Comencé a trabajar para los Zaho cuando la pequeña Silvia
tenía cuatro años. Recuerdo el sol de aquel verano. Echando la vista atrás,
nunca se metieron en mi trabajo: yo cumplía, ellos pagaban… al menos al
principio. Por aquel entonces –verano de 1996- los Zaho vivían en Coret, un
pueblecito a las afueras de Orelan, donde trabajaban Robert y Maggie.
Me ocupaba de un jardín precioso, pero mal cuidado. Me costó
entender que pudiera desatenderse de aquella forma la belleza. Robert solía
dejarme el periódico al mediodía tras haberlo leído él, y en ocasiones me
permitía llevármelo. No obstante, no cruzábamos palabra. Tampoco lo necesitaba.
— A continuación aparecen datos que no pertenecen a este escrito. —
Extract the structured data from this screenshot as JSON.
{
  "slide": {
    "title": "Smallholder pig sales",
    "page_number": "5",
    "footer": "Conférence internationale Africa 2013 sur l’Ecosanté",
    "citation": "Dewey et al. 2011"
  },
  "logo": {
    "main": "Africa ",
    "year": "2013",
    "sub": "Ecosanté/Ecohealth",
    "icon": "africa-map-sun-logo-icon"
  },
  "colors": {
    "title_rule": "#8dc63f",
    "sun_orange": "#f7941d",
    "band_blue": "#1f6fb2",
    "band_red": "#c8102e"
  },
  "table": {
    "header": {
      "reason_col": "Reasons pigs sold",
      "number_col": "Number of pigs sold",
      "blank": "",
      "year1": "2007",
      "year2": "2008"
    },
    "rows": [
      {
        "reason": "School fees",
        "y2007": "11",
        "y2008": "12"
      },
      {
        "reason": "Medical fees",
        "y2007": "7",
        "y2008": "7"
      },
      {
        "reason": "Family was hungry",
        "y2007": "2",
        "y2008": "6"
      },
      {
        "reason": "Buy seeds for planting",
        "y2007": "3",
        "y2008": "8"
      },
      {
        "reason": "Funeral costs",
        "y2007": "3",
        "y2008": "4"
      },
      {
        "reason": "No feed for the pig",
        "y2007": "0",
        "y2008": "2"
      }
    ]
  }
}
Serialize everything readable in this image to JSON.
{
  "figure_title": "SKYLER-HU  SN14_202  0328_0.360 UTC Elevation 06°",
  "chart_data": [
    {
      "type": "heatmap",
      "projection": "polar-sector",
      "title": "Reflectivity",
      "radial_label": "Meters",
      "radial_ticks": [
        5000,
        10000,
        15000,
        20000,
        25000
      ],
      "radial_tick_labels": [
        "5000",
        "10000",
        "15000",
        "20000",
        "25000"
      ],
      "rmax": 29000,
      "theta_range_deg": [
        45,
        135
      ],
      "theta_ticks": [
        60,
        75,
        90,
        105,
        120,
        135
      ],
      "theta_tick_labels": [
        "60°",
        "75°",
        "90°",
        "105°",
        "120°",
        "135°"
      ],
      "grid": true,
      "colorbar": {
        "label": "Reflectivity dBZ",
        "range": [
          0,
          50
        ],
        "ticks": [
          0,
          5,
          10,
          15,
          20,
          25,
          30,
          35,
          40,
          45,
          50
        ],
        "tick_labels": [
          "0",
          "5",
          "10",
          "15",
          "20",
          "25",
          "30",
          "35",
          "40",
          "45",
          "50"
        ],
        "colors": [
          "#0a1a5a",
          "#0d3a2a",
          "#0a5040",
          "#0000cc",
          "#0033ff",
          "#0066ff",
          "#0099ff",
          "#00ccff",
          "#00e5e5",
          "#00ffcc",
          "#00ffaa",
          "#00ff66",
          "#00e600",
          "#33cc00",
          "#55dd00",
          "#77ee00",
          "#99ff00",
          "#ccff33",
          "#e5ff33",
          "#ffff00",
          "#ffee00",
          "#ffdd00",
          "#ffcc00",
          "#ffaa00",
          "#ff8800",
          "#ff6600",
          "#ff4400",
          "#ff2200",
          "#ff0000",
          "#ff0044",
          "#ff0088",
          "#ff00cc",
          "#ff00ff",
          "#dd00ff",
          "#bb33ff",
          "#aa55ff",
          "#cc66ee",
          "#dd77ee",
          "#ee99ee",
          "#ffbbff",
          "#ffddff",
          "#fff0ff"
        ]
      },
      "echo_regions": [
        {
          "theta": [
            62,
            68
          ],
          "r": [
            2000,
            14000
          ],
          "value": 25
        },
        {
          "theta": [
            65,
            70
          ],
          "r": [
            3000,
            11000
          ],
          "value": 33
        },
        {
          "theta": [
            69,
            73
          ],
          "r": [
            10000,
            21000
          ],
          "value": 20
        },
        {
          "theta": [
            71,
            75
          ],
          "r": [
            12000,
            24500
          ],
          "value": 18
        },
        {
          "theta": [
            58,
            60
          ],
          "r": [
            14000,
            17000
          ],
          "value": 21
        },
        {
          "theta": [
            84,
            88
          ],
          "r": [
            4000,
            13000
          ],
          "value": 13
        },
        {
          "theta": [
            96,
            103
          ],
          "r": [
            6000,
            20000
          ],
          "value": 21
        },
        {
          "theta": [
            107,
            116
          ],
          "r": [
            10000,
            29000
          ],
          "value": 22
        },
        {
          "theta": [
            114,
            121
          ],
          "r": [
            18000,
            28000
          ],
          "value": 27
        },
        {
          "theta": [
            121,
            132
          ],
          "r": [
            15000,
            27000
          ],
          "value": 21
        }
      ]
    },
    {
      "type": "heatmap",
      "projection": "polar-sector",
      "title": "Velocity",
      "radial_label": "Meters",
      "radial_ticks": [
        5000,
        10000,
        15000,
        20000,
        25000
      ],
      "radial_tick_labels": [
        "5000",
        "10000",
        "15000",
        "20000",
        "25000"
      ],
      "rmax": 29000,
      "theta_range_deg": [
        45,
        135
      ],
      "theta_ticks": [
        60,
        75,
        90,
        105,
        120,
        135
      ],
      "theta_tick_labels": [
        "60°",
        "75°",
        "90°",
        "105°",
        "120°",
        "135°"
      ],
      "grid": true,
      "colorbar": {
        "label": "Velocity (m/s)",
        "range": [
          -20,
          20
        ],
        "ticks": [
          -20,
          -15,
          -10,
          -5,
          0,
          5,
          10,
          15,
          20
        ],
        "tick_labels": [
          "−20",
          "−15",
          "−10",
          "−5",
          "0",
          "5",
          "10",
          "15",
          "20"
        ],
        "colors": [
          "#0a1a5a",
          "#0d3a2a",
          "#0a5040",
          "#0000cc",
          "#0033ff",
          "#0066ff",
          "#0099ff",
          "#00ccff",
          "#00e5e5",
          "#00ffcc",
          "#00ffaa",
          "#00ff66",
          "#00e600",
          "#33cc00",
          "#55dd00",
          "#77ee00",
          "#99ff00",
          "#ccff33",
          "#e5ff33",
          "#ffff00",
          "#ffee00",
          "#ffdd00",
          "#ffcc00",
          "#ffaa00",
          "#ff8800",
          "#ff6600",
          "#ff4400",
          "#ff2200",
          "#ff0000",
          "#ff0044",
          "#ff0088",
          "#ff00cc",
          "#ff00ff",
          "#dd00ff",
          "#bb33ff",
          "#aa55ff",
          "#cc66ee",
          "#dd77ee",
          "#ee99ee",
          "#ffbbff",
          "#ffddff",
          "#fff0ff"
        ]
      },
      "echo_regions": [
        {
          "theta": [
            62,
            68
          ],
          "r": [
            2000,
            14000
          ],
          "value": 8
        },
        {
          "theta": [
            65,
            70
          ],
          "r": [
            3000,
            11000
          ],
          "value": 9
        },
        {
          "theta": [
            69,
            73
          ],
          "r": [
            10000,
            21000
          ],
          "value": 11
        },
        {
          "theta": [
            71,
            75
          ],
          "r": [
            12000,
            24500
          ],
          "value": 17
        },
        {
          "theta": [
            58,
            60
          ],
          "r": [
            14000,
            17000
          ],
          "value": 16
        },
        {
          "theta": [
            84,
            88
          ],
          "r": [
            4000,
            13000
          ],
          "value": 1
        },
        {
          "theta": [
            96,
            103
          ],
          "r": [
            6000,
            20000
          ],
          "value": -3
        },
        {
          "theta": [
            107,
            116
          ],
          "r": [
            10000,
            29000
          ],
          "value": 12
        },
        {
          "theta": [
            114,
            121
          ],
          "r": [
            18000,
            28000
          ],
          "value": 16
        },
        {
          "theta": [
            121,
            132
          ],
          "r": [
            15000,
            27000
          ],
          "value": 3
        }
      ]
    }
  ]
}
Maggie solía traer un zumo y algún dulce cuando el sol apretaba. Ella era
educada con las palabras.
No podía quejarme de mi situación: trabajaba en lo que
quería, sin ser molestado, con un material de lujo, y me pagaban bien. Los Zaho
parecían satisfechos. Sin sobresaltos… hasta aquel día. Me hallaba concentrado
en una poda cuando escuché a mi espalda que algo se zambullía en el agua de la
piscina: la pequeña Silvia se ahogaba. Sin pensarlo dos veces me lancé de cabeza
y conseguí rescatar a la niña antes de que fuera demasiado tarde. Tras asegurarme
de que Silvia respiraba, me dejé caer en el césped, abatido.
Atónito, me paré a pensar en que los Zaho continuaban
inmunes a lo sucedido. Cargué a Silvia en brazos y me aproximé a la puerta de
la casa, golpeando el cristal. Robert abrió y nos dio la espalda sin dejar de
hablar por su móvil. Ni se había percatado de la toalla que envolvía el menudo
cuerpo de su hija. Silvia podía haber muerto ahogada perfectamente tras el
despiste de una puerta abierta al jardín.
Decidí no informar a los Zaho de lo sucedido, pero Maggie me
encontró con la pequeña en medio del salón. La madre exageró su sorpresa y se
ocupó de la niña. Yo miré fijamente sus ojos, y volví al trabajo. Desde aquel
momento, Silvia pareció asimilar desde su infantil ignorancia, o inocencia, que
me debía algo. Comenzó a frecuentar visitas hacia el jardín, recibiendo yo una
doble responsabilidad, ésta segunda como niñera.
Tengo que reconocer que ya por entonces los mechones rubios
de Silvia se dejaban caer sobre unas mejillas carnosas que aullaban a dos lunas
verdosas. La niña se convirtió en mi mejor compañera. A cambio, yo la protegía
de las arañas que tanto la asustaban.